«Mamma e papà, come state?»
È questo che chiede L., dopo la proposta dell’operatore di inviare un video ai genitori, proposta che segue a un pianto disperato di L. con la faccia sul cuscino.
Non vuole farsi vedere, piangere…
Qual è il reale per questi ragazzi, in questo momento?
È lo stesso reale da cui sono schiacciati ogni giorno e a cui riescono a far fronte con i loro tentativi stereotipati, ripetitivi, mortiferi?
Quanta realtà entra nel loro reale?
Ragazzi, diagnosticati autistici, psicotici, con problemi comportamentali che vivono a un passo dalla realtà, ci mostrano un movimento, imposto, verso la situazione attuale.
G., in preda a una crisi per non voler lavare i suoi vestiti in struttura, si picchia violentemente le tempie.
Non è un capriccio relativo al non voler trovare posto ai suoi vestiti…
Non è il posto in cui lui vuole che rimangano i suoi vestiti!
«G., ti è stato detto qualcosa sui prossimi rientri a casa?»
«Mama, papa, sasa…Noooooo!»
Ci isoliamo.
«G, sai… gira una brutta influenza. Il Governo ci ha detto che non possiamo uscire, non potrai vedere mamma e papà per un po’.»
Pianto. Un pianto reale, incontrollabile, straziante per colui che piange e per colui che assiste quasi impotente, ma sceglie di partecipare con rispetto. Non gli si può dire di non piangere. Non c’è alcuna possibilità che lo vieti.

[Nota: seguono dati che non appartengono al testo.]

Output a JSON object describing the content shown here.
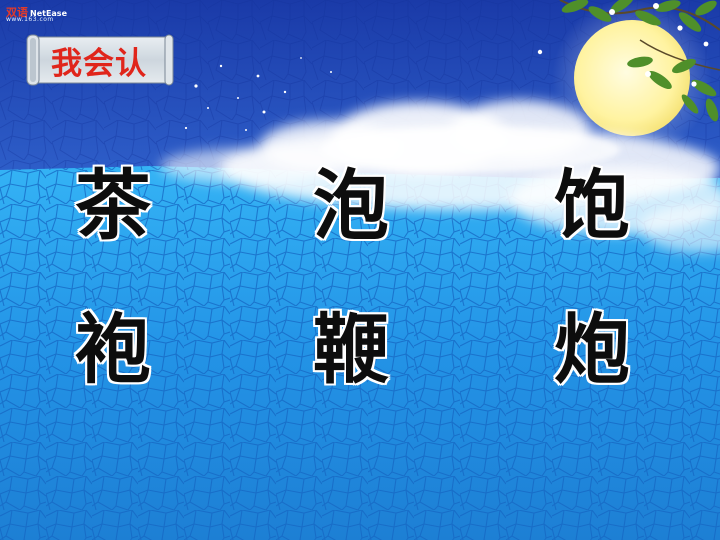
{
  "slide": {
    "logo": {
      "brand_cn": "双语",
      "brand_en": "NetEase",
      "site": "www.163.com"
    },
    "title": "我会认",
    "characters": [
      {
        "char": "茶"
      },
      {
        "char": "泡"
      },
      {
        "char": "饱"
      },
      {
        "char": "袍"
      },
      {
        "char": "鞭"
      },
      {
        "char": "炮"
      }
    ],
    "colors": {
      "sky_top": "#1b3fae",
      "sky_mid": "#3d7fe8",
      "mosaic": "#2aa3f0",
      "moon": "#fff7a8",
      "title_red": "#e0251b",
      "scroll": "#cfd8e0"
    }
  }
}
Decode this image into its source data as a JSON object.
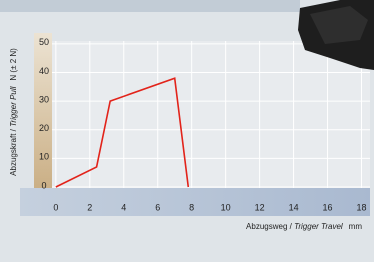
{
  "chart_data": {
    "type": "line",
    "x_label": {
      "main": "Abzugsweg / ",
      "italic": "Trigger Travel",
      "unit": "mm"
    },
    "y_label": {
      "main": "Abzugskraft / ",
      "italic": "Trigger Pull",
      "unit": "N  (± 2 N)"
    },
    "x": [
      0,
      2.4,
      3.2,
      7,
      7.8
    ],
    "values": [
      0,
      7,
      30,
      38,
      0
    ],
    "color": "#e2231a",
    "xlim": [
      -1.05,
      18.5
    ],
    "xticks": [
      0,
      2,
      4,
      6,
      8,
      10,
      12,
      14,
      16,
      18
    ],
    "ylim": [
      0,
      51
    ],
    "yticks": [
      0,
      10,
      20,
      30,
      40,
      50
    ],
    "grid": true
  }
}
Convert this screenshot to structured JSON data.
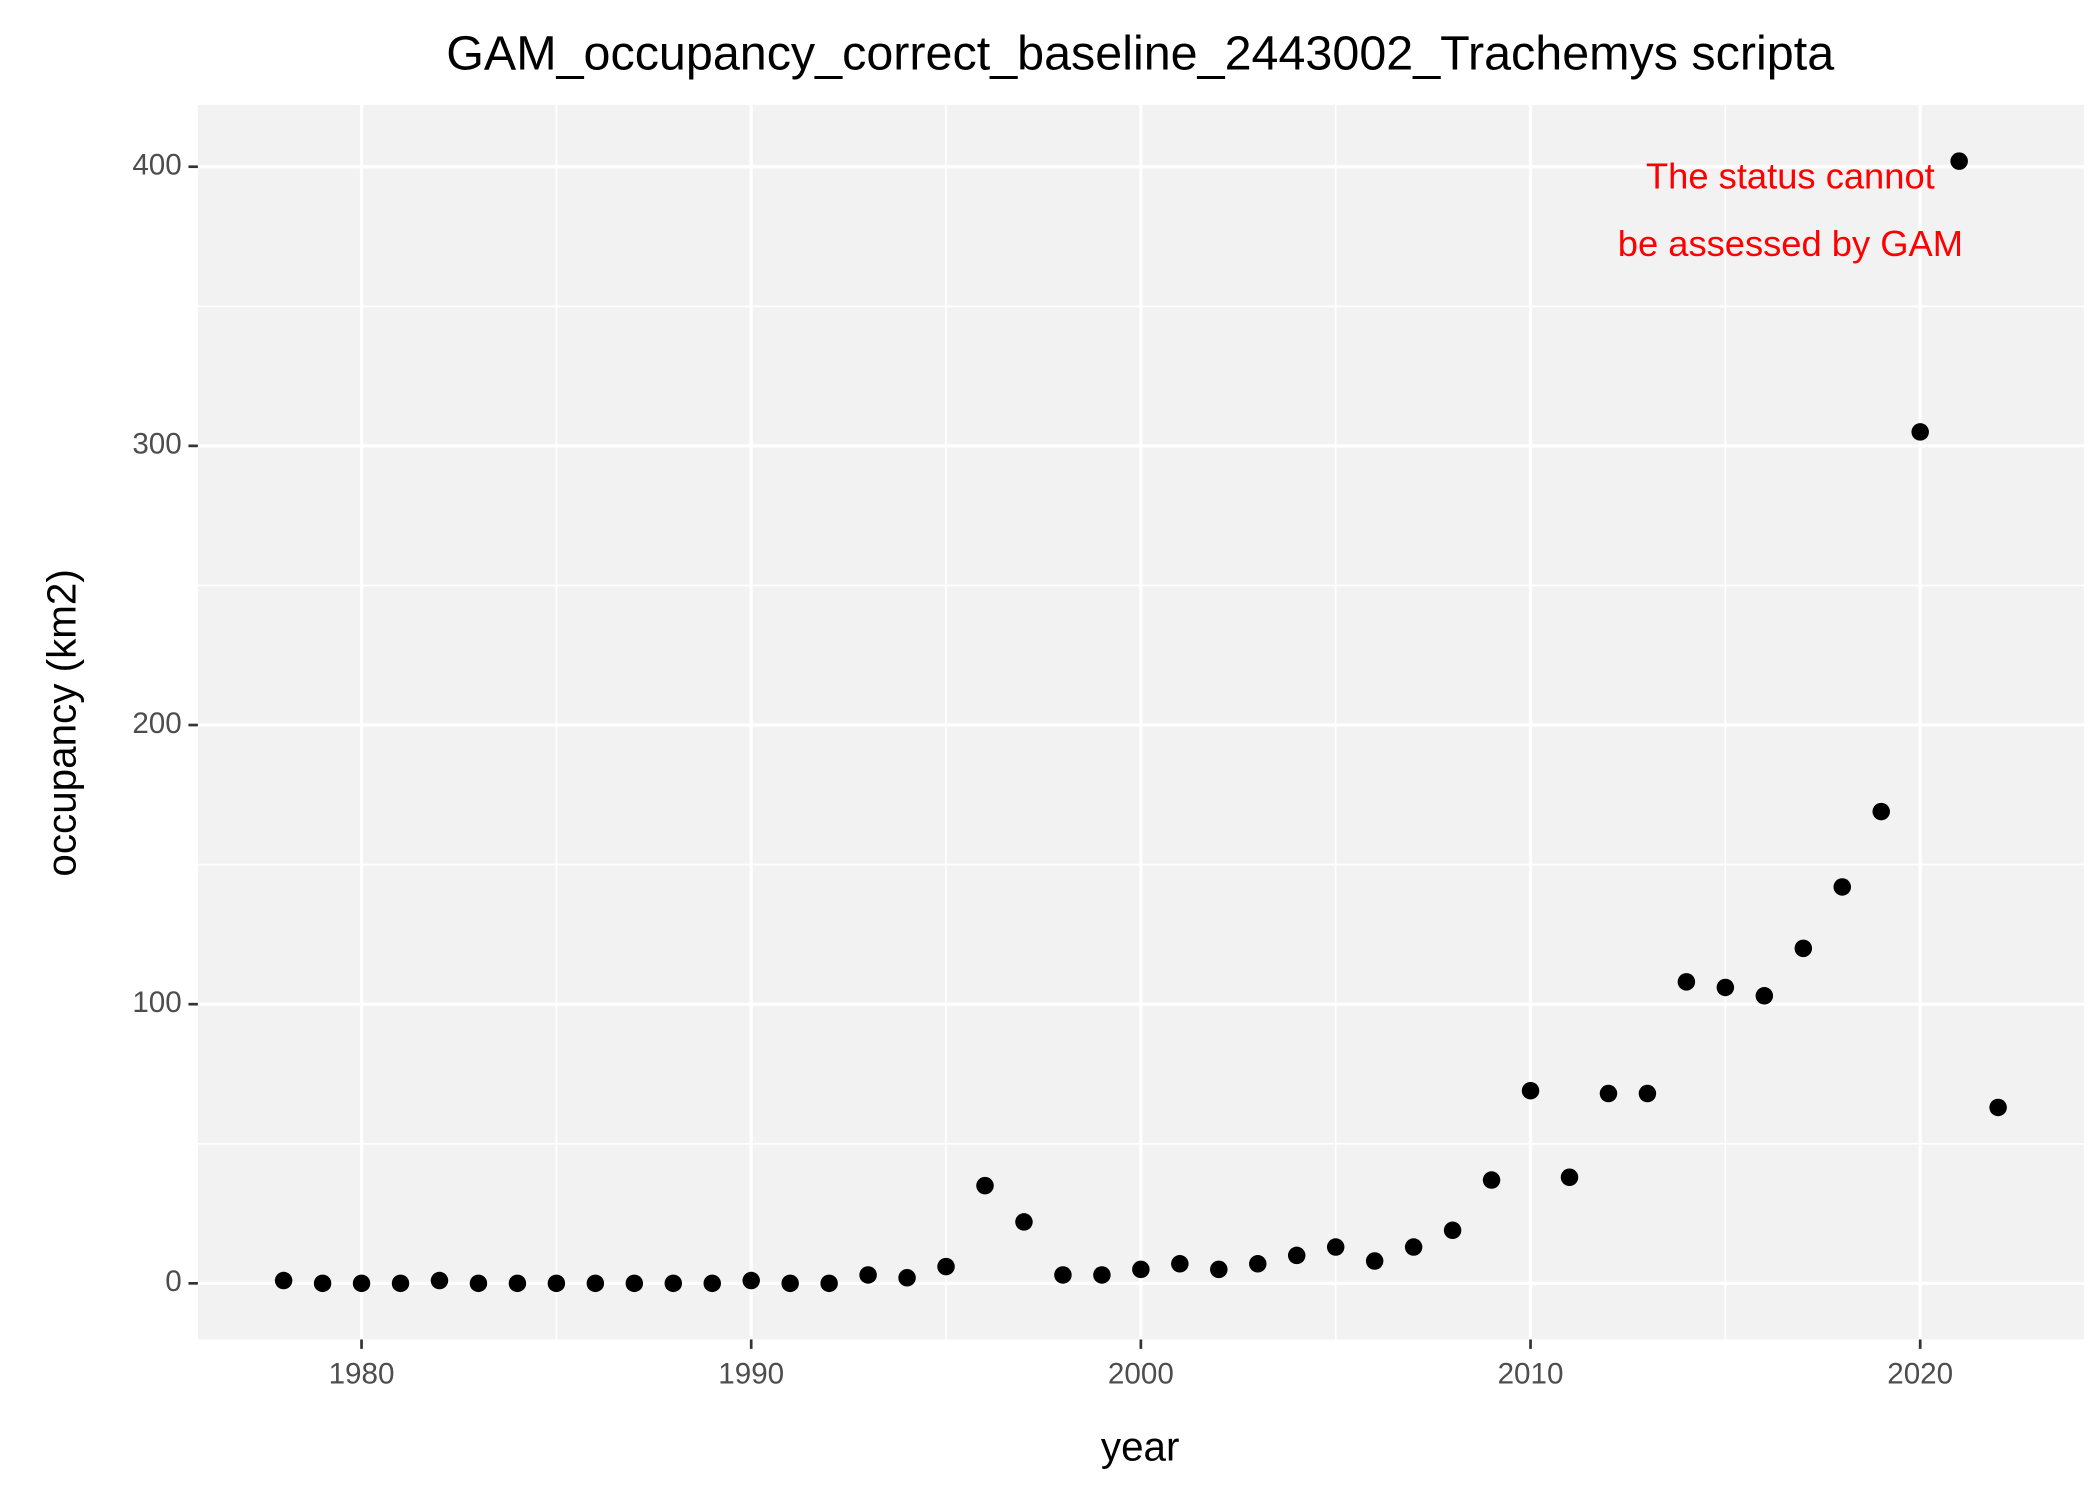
{
  "chart_data": {
    "type": "scatter",
    "title": "GAM_occupancy_correct_baseline_2443002_Trachemys scripta",
    "x_label": "year",
    "y_label": "occupancy (km2)",
    "annotation": [
      "The status cannot",
      "be assessed by GAM"
    ],
    "annotation_color": "#ff0000",
    "color": "#000000",
    "x": [
      1978,
      1979,
      1980,
      1981,
      1982,
      1983,
      1984,
      1985,
      1986,
      1987,
      1988,
      1989,
      1990,
      1991,
      1992,
      1993,
      1994,
      1995,
      1996,
      1997,
      1998,
      1999,
      2000,
      2001,
      2002,
      2003,
      2004,
      2005,
      2006,
      2007,
      2008,
      2009,
      2010,
      2011,
      2012,
      2013,
      2014,
      2015,
      2016,
      2017,
      2018,
      2019,
      2020,
      2021,
      2022
    ],
    "values": [
      1,
      0,
      0,
      0,
      1,
      0,
      0,
      0,
      0,
      0,
      0,
      0,
      1,
      0,
      0,
      3,
      2,
      6,
      35,
      22,
      3,
      3,
      5,
      7,
      5,
      7,
      10,
      13,
      8,
      13,
      19,
      37,
      69,
      38,
      68,
      68,
      108,
      106,
      103,
      120,
      142,
      169,
      305,
      402,
      63
    ],
    "xlim": [
      1975.8,
      2024.2
    ],
    "ylim": [
      -20.1,
      422.1
    ],
    "xticks": [
      1980,
      1990,
      2000,
      2010,
      2020
    ],
    "yticks": [
      0,
      100,
      200,
      300,
      400
    ],
    "grid": true
  }
}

A G., che non conosce i numeri, si propone di strappare le pagine del calendario relative ai giorni di “Chiusura Totale”, di “limitazione degli spostamenti”, di “stare a casa”, di barrare con una X il giorno corrispondente e di cerchiare il giorno in cui, forse, potrà rivedere “Mama, Papa, Sasa”.
Una manovra immaginaria che fissa un limite alla sofferenza procurata dalla mancanza, sul piano di realtà, di Mama, Papa, Sasa.
Operatori, come state?
Come si sta sul fronte? Come si sta in questo tempo, senza tempo?
È questo l’insegnamento di ciascun soggetto che incontriamo ogni giorno. Ci insegnano a vivere in un senza tempo in cui, il tempo, si costruisce sulla base del gesto, della richiesta, della sofferenza, della crisi.
È un tempo in cui siamo chiamati a stare, in cui, paradossalmente, è più semplice stare, non dovendo stare dietro ai nostri impegni, al nostro studio, al nostro preoccuparci di…
È un tempo florido in cui drizzare le orecchie, centrare* le antenne verso la costruzione della realtà di ciascun ragazzo, ospite, della nostra struttura.
#stiamoall’antenna00100, ma stiamoci, realmente.
Barbara D’Argenio
*Centrare è il termine tecnico utilizzato da chi lavora nell’ambito delle telecomunicazioni per indicare la ricerca dell’orientamento dell’antenna verso la fonte del segnale.